Neurospora is a genus of Ascomycete fungi. The genus name, meaning "nerve spore" refers to the characteristic striations on the spores that resemble axons.
The best known species in this genus is Neurospora crassa, a common model organism in biology. Neurospora intermedia var. oncomensis is believed to be the only mold belonging to Neurospora which is used in food production (to make oncom).[1]
Neurospora species are molds with broadly spreading colonies, with abundant production of ascomata. Ascomata are superficial or immersed, perithecial and ostiolate or cleistothecial and non-ostiolate, hairy or glabrous, dark coloured. Peridium membranaceous, asci cylindrical, clavate or subspherical, with a persistent or evanescent wall, usually with a thickened and non-amyloid annular structure at the apex, usually 8-spored. Ascospores broadly fusiform, ellipsoidal, or nearly spherical, unicellular, hyaline to yellowish brown or olive-brown, becoming dark and opaque at maturity, ascospore wall with longitudinal ribs or pitted, occasionally nearly smooth, 1–2 (but rarely up to 12) germ pores disposed at the ends of the ascospores, gelatinous sheaths or appendages are absent. Anamorphs are known in only a relatively small number of species, which belong to the fungi imperfecti genus Chrysonilia. The type species of the genus is Neurospora sitophila Shear.[2]
The former genus Gelasinospora is closely related and not resolved as a distinct monophyletic group,[3] thus the former genus is nowadays included as a synonym of Neurospora.[2]
Neurospora is widely used in genetics as a model organism (especially N. crassa) because it quickly reproduces, is easy to culture,[4] and can survive on minimal media (inorganic salts, glucose, water and biotin in agar).

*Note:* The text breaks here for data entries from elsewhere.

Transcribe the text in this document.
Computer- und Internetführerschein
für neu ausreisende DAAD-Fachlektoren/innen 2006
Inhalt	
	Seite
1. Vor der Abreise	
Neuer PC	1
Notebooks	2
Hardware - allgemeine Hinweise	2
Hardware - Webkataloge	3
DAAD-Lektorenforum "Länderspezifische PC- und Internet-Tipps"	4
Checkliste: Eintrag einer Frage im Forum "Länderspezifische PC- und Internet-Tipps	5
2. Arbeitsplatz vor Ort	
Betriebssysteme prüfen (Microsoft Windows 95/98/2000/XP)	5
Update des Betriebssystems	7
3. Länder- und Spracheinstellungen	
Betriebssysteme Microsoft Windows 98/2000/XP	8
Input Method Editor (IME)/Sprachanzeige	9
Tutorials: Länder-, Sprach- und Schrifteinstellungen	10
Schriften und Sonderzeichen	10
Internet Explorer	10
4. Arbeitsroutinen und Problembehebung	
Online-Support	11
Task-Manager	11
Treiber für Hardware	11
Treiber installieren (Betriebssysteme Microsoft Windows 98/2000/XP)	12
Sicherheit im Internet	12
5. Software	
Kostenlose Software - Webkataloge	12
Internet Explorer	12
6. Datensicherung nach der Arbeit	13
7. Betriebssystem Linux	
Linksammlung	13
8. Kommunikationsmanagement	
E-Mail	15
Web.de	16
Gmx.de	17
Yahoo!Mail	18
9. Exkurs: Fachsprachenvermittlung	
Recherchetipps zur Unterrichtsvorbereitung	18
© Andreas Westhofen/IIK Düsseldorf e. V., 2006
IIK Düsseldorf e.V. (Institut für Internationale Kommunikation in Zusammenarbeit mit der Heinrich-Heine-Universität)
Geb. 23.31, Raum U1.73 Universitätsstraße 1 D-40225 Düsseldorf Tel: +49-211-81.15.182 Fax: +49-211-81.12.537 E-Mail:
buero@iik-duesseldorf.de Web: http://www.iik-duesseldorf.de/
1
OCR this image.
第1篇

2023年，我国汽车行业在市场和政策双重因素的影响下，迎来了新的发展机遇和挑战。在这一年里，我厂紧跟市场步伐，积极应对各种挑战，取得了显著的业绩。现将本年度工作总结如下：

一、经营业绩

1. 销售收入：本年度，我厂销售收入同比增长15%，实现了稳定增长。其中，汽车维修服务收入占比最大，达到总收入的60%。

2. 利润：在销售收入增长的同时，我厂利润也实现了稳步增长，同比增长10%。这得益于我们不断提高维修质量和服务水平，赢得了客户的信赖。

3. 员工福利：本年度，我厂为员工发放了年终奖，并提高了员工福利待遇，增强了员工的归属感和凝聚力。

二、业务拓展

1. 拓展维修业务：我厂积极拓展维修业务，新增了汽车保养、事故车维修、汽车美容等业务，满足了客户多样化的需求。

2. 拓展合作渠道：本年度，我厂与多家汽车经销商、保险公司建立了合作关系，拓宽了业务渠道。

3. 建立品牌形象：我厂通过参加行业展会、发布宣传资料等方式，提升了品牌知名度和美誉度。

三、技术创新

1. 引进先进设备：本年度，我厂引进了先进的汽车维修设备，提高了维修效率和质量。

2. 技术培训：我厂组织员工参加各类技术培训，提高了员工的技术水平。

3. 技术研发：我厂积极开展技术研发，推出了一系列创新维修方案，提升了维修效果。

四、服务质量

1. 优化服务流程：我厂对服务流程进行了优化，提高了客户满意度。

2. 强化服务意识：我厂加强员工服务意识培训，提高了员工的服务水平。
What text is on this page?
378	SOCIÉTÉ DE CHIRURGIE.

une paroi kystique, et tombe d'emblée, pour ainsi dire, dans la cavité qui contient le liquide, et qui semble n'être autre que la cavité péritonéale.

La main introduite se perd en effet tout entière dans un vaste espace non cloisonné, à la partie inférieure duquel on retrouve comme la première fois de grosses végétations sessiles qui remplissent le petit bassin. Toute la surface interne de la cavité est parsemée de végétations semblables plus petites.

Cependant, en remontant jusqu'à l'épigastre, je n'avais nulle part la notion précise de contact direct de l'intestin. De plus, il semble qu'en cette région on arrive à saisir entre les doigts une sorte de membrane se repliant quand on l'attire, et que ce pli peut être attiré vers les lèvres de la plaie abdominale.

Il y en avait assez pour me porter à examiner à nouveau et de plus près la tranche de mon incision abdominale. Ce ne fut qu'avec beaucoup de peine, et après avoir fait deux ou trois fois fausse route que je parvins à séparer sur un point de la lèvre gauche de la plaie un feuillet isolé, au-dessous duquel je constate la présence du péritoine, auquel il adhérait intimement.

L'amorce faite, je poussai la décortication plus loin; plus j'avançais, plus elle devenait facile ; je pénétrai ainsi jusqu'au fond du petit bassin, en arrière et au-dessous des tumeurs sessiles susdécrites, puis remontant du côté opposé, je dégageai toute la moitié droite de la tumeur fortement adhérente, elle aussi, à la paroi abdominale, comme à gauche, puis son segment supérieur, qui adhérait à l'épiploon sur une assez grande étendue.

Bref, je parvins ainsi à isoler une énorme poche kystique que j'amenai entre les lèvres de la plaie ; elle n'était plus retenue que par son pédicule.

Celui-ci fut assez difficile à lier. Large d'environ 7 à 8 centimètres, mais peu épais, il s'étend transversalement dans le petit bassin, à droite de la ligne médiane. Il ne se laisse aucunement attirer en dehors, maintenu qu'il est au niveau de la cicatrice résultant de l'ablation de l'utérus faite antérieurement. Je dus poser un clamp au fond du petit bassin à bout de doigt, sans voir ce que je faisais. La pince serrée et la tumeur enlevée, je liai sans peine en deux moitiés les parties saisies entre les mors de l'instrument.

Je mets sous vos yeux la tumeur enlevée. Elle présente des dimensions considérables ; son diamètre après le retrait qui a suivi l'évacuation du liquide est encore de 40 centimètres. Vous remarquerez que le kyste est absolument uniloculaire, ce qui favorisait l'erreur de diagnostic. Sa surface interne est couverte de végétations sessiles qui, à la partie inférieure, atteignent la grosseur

The first studies of sexual reproduction in Neurospora were made by B. O. Dodge. Neurospora was later used by George Wells Beadle and Edward Lawrie Tatum in X-ray mutation experiments to discover mutants that would differ in nutritional requirements. The results of their experiments led them to the one gene-one enzyme hypothesis, in which they postulated that every enzyme was encoded with its own gene.
Research with Neurospora is reported semi-annually at the Neurospora Meeting at Asilomar, California, coordinated by the Fungal Genetics Stock Center. Mutant and wild-type strains of Neurospora are available from the FGSC. The FGSC also publishes the Fungal Genetics Reports.
Important people in Neurospora research:
In the heterothallic species Neurospora crassa, the interaction of haploid strains of opposite mating type is necessary for the occurrence of sexual reproduction and the production of ascospores by meiosis. Ascospores then restore haploid individuals of either mating type. The life cycle phase is thus predominantly haploid, however, upon mating, the nuclei do not immediately fuse: karyogamy is delayed until the very onset of meiosis. The resulting mycelium is called a heterokaryon and is neither diploid nor haploid. The genus Neurospora also includes homothallic species in which a single haploid individual carries both mating type loci and can undergo self-fertilization leading to meiosis and sexual reproduction. Neurospora africana is an example of such a species.[11] [12] Additionally, some "Neurospora" species are said pseudohomothallic. They carry both mating types, but in separate nuclei in the same individual. Two haploid nuclei originating from the same meiosis are packaged into one ascospore.[13] The individual is thus permanently heterokaryotic. Examples of this mating system include "Neurospora tetrasperma" and "Neurospora tetraspora".Because heterothallic species necessarily undergo some degree of outcrossing they may benefit from a higher efficiency of selection because of higher effective recombination rates. In contrast, pseudohomothallic and homothallic species do not outcross (or rarely) and do not experience these benefits: in homothallics a reduced efficiency of negative selection has been shown.[14] However, both hetero- and pseudohomothallic species benefit from the masking of deleterious recessive alleles in the heterokaryotic phase. In addition, all species derive the benefits of meiosis that include the removal of stress-induced DNA damages by homologous recombinational repair, and the formation of stress-resistant ascospores.